Slow Performance - Searching Strings in large data set

Unlockedata · December 19, 2022, 8:14am

Hi,

Wondering if the community would be able to assist me with a slow workflow.

The workflow takes in two branches - one that strings I want to search, and the other has all the search words I’m searching for.

The cross-joiner results in around 30 million rows of data - I’ve left the workflow running for days and I’m not getting close to completing it.

Does anyone have any ideas on how to speed this up?

One approach I looked at was just after the end if near the end of the workflow. If there is a successful search, the logic returns a “True” value. In that instance I can remove (a) the search word, and (b) the search string from the cross-join, or the chunk loop, but I was unable to get that logic to work.

I’ve switched combinations between running “in memory” and “writing to disc” for the bulky nodes, but I don’t seem to be making any progress.

Thank you for any help.

All the best.

lelloba · December 19, 2022, 8:29am

Hello @Unlockedata ,

as I have understood, you need to find if a string contains at least one of a collection of words.
This problem sounds similar to one faced in the Just Knime it! challenges:

Try to see if it is helping you.

Have a nice day,
Raffaello

takbb · December 19, 2022, 8:57am

Hi @Unlockedata , which part of your workflow is slow? I’m assuming it is achieving the cross join to generate 30m rows in a reasonable time (not necessarily quickly, but ok) .

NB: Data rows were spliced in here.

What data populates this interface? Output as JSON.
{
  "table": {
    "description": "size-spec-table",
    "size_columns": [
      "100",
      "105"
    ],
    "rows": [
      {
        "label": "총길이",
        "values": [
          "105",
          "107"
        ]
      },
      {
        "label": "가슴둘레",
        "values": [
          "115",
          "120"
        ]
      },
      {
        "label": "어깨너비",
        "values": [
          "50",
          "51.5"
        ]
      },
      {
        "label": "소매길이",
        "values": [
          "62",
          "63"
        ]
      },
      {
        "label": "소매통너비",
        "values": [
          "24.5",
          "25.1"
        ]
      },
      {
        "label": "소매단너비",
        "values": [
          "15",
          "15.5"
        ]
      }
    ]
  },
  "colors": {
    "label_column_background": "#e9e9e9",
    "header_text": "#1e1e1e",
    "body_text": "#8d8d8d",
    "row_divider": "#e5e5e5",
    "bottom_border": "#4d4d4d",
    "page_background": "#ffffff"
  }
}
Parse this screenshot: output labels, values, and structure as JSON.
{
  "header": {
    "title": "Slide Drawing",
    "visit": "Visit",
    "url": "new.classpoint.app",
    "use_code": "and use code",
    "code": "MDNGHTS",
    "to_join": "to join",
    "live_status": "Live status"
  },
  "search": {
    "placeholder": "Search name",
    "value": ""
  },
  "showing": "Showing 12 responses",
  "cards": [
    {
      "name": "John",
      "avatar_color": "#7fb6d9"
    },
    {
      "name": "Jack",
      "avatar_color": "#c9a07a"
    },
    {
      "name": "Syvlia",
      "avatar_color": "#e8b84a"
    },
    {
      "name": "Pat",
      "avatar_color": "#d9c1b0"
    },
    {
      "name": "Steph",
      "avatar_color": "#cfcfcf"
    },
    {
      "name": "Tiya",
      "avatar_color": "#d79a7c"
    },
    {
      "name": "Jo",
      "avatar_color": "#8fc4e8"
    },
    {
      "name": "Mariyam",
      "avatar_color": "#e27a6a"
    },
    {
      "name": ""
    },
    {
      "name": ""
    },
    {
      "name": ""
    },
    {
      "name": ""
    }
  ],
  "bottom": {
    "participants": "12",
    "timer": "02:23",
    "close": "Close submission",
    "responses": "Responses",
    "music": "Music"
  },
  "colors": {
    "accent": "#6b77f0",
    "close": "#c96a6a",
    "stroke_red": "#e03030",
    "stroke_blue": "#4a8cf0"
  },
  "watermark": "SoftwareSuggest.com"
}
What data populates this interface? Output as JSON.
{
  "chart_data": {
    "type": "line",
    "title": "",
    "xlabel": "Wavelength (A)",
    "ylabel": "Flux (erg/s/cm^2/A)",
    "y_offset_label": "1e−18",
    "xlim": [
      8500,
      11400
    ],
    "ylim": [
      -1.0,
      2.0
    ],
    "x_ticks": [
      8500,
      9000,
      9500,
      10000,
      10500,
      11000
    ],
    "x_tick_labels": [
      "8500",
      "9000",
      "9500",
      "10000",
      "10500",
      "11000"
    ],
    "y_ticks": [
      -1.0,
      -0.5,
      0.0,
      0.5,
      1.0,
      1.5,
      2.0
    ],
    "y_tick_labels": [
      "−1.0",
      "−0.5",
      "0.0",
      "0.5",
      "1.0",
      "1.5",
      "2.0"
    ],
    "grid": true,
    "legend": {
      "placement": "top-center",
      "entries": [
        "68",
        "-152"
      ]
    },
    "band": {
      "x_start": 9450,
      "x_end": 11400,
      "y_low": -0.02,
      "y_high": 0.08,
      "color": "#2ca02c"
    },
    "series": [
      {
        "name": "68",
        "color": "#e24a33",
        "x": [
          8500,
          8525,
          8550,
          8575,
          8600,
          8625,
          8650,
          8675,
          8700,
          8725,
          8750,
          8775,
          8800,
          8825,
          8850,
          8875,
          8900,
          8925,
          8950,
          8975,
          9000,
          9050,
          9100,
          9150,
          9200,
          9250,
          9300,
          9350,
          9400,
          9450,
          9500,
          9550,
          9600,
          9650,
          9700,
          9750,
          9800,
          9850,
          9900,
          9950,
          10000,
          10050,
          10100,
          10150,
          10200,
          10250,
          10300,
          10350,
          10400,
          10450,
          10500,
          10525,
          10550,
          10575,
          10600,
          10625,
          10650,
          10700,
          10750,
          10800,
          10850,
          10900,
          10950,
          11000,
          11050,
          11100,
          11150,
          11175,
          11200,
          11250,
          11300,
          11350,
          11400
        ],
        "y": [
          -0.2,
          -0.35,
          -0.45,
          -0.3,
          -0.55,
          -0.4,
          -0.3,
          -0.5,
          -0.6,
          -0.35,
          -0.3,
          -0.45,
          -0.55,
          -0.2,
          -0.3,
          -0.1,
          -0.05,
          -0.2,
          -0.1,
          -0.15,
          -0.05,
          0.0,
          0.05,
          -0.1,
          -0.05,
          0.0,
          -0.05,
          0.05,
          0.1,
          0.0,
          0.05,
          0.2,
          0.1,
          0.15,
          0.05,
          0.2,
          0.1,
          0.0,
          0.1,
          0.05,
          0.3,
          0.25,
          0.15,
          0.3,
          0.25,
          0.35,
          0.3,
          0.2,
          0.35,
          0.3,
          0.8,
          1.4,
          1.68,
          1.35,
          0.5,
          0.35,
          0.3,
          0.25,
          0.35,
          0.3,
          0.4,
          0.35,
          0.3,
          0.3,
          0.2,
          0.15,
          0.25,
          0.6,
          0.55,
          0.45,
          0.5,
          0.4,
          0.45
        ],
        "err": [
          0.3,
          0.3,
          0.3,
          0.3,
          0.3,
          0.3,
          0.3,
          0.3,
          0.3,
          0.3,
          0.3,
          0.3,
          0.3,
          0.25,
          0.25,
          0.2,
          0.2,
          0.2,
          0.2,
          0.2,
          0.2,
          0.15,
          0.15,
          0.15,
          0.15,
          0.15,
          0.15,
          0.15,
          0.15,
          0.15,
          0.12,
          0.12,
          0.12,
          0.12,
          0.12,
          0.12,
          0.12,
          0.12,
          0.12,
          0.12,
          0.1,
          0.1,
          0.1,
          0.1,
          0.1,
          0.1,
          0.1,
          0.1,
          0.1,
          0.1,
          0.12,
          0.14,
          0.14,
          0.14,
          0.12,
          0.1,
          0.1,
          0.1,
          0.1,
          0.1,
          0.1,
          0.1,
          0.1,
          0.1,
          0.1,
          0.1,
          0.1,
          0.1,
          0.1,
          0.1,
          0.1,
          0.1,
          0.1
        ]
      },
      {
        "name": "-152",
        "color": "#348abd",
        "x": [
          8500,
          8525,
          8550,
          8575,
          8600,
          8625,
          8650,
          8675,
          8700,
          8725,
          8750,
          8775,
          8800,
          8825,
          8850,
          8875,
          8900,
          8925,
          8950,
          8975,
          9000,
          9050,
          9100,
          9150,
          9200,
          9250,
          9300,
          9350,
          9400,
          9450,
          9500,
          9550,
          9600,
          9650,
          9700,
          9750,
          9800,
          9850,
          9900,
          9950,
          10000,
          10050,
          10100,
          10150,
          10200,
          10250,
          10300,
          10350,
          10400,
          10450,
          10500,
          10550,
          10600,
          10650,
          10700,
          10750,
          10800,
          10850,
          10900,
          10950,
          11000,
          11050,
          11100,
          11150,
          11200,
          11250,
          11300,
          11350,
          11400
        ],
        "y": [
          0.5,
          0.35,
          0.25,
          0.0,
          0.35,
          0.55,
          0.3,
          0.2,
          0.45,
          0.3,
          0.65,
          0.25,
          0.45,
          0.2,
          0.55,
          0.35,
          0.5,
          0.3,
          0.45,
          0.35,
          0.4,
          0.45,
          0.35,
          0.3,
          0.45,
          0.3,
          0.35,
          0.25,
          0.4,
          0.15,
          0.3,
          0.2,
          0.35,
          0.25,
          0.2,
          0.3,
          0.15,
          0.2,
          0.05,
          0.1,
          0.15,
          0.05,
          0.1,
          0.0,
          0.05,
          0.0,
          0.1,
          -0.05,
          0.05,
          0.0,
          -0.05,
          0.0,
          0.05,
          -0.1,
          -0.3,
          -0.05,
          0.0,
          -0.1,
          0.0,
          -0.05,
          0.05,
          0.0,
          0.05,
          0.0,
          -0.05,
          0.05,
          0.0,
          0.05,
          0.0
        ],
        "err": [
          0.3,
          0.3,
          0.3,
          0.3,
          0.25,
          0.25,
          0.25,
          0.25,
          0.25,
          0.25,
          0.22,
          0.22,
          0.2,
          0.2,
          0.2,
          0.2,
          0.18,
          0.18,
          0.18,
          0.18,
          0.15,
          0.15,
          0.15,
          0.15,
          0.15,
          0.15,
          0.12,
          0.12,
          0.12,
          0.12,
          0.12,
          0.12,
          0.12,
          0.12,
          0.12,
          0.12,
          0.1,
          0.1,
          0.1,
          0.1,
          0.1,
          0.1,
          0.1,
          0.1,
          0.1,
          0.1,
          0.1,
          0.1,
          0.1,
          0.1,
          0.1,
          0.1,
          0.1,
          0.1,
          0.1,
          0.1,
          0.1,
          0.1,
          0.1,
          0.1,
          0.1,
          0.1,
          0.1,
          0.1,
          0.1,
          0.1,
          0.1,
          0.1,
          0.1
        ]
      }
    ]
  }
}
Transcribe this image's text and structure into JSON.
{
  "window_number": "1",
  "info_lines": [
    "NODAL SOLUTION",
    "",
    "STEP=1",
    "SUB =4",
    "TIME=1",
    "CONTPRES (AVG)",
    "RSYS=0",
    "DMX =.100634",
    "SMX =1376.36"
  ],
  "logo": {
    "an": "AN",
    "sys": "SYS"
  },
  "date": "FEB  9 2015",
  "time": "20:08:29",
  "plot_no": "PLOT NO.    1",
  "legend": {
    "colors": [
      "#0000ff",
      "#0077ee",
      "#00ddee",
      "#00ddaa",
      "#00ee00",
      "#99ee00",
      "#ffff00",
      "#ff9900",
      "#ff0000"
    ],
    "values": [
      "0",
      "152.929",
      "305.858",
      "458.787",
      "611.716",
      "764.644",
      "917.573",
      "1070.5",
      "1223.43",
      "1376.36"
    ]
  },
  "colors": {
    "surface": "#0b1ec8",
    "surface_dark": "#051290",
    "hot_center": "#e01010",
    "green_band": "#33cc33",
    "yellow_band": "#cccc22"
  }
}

So the really slow part is going to be the loop.Loops are ALWAYS slow. And nested loops are slower! When I say slow, I mean orders of magnitude slower than the equivalent non-loop solutions where one exists.

I avoid loops unless my data set is small, and using a loop reduces complexity, or my data set is large and I see no alternative. So my question is whether your loops can be avoided, and I don’t know the answer to that without seeing exactly what they are doing.

What is the purpose of the loop in your case?

If you have already performed the cross-join between your set of fields to search, and your search terms, then I would presume that the 30m rows contain all combinations of “fields to search” and “search terms”. If that is the case, and you are then trying to see if the search term is contained in each field, a Rule Engine node should be able to perform this for you without requiring the loop.

Obviously if the purpose of the loop is more than just the comparison, then maybe you need it but even if the loop is required for some other processing, I’d still suggest a Rule Engine followed by a Row Filter prior to the loop would dramatically improve the overall execution time.

As a slightly different approach, you may be interested in the following demo workflow, which demonstrates uses of some components that might be able to assist you here. Take a look at this:

Most of these components wrap an H2 database to enable the kind of search comparison that you are probably doing, and you may find you can use these to perform your comparison, which is effectively a “fuzzy join”.

The one component in that demo that uses an alternative approach is the “Regex Lookup Filter Joiner” component which does implement a chunk loop against one of the input tables but puts the cross joiner inside the loop (instead of prior to it) in attempt to reduce the overall memory usage. Whether this performs better or worse than the equivalent “Join Regexp Like” component probably depends on the data and the available memory.

The set of my joiner components can be found here:

system · January 2, 2023, 8:58am

This topic was automatically closed 7 days after the last reply. New replies are no longer allowed.